Une première avant une réunion européenne

D’ordinaire, il y avait souvent des rencontres bilatérales (cf. la tournée de JY Le Drian), ou des initiatives communes ; rarement une initiative aussi complète. Cela montre que la concertation s’amorce entre ces pays. Il faudra attendre avant de dire “qu’elle s’approfondit” ou même parler de “coopération structurée”. Mais cette coopération n’est pas sans importance au niveau politique et économique, comme opérationnel. Même sans le Royaume-Uni, les cinq représentent la moitié des dépenses militaires de l’Union européenne et, surtout, presque 60% de la population européenne. Soit une quasi-majorité (si on prend en compte le principe de la majorité qualifiée) au Conseil. Ou du moins une majorité suffisante pour pouvoir impulser différemment le Conseil. Chacun sait bien aussi que demain ses moyens nationaux seront réduits. Les ministres de la Défense ne peuvent rien faire contre leurs homologues des Finances. Et la consigne est à l’économie… Ce demain pouvant être assez rapide dans quelques pays. Selon les informations communiquées à B2, le niveau d’entraînement des forces aériennes (nombre d’heures de vol par an) voire maritimes (nombre de jour de mer) semble déjà au-dessous de la norme OTAN en Italie. Et il pourrait l’être rapidement en Espagne. La coopération pourrait ainsi s’accélérer en matière d’entraînement ou de formation.

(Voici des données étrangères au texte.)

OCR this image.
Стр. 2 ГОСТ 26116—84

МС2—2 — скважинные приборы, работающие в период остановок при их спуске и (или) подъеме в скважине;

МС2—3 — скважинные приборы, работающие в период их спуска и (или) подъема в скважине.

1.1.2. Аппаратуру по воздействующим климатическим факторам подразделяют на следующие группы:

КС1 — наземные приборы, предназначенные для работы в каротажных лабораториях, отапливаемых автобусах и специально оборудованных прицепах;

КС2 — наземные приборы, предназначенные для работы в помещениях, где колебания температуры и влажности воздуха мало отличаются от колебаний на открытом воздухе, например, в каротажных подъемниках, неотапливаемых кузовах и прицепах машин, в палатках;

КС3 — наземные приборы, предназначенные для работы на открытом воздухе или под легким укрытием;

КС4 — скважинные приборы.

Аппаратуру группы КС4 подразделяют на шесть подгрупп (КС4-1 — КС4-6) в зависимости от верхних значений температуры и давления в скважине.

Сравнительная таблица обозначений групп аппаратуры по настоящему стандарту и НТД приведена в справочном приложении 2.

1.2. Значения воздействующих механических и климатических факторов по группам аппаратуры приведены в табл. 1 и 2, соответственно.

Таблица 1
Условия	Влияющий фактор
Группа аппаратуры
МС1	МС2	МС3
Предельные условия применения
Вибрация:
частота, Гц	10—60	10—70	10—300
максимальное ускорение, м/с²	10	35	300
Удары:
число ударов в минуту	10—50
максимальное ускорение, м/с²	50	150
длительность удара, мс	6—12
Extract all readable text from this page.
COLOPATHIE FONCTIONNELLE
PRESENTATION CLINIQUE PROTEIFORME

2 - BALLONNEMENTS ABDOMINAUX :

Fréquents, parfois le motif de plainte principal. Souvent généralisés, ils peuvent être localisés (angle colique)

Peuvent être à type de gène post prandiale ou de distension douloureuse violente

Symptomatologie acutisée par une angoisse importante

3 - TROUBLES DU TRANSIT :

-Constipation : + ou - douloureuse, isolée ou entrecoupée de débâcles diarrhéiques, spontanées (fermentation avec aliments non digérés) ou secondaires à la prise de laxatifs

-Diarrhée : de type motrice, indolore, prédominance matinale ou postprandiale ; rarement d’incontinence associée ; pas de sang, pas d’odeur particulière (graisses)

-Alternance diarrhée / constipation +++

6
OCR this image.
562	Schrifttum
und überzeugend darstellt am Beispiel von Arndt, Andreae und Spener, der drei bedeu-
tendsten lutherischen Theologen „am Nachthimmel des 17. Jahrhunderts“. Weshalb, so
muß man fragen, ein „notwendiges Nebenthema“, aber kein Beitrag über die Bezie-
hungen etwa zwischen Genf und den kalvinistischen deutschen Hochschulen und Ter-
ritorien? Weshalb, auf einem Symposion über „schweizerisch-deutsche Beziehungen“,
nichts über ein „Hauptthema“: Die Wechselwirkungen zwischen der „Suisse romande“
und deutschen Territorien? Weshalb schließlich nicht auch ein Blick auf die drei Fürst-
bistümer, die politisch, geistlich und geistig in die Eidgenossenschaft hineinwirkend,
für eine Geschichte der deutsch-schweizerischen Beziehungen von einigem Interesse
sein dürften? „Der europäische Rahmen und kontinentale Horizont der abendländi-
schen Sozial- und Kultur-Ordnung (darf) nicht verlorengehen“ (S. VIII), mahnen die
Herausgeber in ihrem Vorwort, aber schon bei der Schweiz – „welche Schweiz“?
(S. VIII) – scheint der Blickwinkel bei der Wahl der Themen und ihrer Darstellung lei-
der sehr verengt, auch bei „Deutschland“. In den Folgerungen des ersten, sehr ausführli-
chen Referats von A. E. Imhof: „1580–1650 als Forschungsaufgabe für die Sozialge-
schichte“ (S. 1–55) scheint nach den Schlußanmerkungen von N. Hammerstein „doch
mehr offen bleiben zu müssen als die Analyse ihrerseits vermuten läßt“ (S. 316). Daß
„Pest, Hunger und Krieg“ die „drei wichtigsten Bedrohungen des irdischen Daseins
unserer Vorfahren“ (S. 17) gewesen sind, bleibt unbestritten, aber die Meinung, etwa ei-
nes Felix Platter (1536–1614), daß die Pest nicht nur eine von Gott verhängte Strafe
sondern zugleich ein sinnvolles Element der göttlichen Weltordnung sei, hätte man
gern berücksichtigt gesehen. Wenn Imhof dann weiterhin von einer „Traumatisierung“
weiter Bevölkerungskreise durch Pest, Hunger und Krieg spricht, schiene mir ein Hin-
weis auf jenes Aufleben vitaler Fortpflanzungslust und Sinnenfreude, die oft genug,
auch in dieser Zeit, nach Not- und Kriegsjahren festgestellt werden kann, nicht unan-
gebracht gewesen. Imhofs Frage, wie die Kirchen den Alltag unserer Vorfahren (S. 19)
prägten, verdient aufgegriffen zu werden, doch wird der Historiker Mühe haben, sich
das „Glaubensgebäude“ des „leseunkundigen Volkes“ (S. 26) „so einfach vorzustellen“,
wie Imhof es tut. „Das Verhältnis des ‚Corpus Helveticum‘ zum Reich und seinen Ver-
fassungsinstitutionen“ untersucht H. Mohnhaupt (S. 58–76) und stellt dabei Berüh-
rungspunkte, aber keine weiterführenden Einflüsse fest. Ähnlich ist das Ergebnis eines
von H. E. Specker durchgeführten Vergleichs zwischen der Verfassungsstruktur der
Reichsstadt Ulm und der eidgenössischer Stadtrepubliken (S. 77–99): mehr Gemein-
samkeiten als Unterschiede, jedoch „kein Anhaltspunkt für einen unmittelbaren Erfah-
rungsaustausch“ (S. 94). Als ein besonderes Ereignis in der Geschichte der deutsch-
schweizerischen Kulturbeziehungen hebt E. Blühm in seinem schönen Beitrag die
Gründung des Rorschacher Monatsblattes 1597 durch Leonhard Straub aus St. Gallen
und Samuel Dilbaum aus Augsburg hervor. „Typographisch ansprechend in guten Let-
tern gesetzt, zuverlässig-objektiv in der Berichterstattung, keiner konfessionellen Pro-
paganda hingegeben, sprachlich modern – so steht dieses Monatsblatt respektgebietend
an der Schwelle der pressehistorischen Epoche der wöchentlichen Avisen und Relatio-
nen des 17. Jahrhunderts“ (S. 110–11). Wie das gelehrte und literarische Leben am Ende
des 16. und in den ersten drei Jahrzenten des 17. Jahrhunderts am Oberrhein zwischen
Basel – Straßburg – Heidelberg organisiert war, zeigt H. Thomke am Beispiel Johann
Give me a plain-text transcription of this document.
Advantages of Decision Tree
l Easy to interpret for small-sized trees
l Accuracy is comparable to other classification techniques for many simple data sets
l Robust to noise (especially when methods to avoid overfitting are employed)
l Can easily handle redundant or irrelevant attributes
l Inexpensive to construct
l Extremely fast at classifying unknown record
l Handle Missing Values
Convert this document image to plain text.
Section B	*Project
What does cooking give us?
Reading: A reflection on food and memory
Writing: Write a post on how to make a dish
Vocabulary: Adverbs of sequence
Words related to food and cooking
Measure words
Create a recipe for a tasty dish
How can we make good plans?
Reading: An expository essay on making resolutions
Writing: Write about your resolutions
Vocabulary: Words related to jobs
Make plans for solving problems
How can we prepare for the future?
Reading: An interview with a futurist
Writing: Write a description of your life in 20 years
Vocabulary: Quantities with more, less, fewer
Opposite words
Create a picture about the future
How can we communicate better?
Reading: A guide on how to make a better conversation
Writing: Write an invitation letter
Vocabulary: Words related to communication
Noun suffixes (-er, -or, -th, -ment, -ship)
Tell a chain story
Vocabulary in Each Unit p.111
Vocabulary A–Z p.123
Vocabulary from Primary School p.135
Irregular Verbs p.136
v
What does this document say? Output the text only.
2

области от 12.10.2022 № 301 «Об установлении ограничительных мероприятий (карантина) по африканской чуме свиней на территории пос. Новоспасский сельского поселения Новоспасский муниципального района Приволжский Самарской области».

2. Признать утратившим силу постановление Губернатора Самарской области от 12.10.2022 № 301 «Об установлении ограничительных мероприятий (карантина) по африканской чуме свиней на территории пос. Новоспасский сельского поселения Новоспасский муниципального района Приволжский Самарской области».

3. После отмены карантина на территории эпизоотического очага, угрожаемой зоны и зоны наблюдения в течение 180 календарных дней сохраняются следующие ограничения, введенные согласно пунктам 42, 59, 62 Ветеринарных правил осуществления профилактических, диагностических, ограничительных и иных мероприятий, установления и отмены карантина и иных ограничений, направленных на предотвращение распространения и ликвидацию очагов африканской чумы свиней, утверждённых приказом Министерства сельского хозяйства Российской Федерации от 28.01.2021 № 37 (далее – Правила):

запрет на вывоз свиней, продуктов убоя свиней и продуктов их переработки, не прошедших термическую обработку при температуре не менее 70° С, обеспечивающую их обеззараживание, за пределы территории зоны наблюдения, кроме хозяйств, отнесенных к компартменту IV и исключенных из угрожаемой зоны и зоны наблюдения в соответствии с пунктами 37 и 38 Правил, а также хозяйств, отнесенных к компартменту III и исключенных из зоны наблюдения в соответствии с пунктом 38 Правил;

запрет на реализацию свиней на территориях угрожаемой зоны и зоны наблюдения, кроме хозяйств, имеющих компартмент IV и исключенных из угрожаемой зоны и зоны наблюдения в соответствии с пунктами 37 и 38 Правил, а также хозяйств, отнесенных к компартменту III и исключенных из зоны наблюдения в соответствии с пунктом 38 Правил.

Enjeu : rétablir la confiance

L’enjeu de cette réunion est donc multiple. Il s’agit tout d’abord d’aboutir à un certain consensus entre les cinq mais surtout d’éliminer toute conflit, contradiction, voire irritation. En arrivant groupés, les cinq ont plus de chance de l’emporter. On sait ainsi que certains partenaires ont été, particulièrement, vexés de la tournure prise par l’alliance franco-britannique, notamment les Italiens et Allemands, mais aussi les Polonais. Une irritation d’autant plus sensible que la question des coupes budgétaires atteint aujourd’hui durement les budgets de défense, notamment en Espagne ou en Italie.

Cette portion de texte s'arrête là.